La difficoltà per i più piccoli è ovviamente quella dell’uso degli strumenti tecnologici: non possono essere lasciati soli durante la manipolazione di questi mezzi, e questo comporta una difficoltà per le famiglie che li sostengono. Anche questo viene considerato dalla scuola, che a tutti i costi cerca di impedire il sovraccarico dei nuclei familiari. Molte le strategie attuate, in questo senso, al fine di meglio monitorare la situazione e per cercare di mantenre al meglio i contatti con le famiglie.

Le priorità ora resta quella di garantire l’insegnamento dei contenuti essenziali del programma ma soprattutto la tenuta emotiva degli studenti. Come scrive Elisabetta Zani, questa non è che una parentesi che, mentre viene vissuta, pare infinita.
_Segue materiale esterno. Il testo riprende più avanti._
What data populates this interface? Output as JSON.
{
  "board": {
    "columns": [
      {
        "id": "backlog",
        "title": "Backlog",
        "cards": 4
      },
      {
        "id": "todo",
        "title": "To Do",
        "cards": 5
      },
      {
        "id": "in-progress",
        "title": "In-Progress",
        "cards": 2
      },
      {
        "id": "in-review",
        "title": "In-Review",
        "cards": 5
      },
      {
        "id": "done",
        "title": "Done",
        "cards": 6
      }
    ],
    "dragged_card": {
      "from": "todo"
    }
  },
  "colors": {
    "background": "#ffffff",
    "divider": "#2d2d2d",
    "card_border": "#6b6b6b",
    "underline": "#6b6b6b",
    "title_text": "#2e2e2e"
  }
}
Breve, invece, per coloro che hanno ancora, dinnanzi, tutta una lunga vita per imparare e apprendere. È inutile correre follemente dietro alle nozioni, in questo momento di lutti silenziosi e reclusione forzata. Non sono forse competenze, quelle che i ragazzi stanno sviluppando? Come gestire la pazienza, la noia, il doversi organizzare sul piano settimanale e non giorno per giorno?

La scuola c’è, e continua, con i suoi consigli di classe, le videolezioni e i video-incontri, a sostenere le famiglie e i ragazzi della nostra comunità con coraggio e amore. Di questo, non possiamo che essere grati.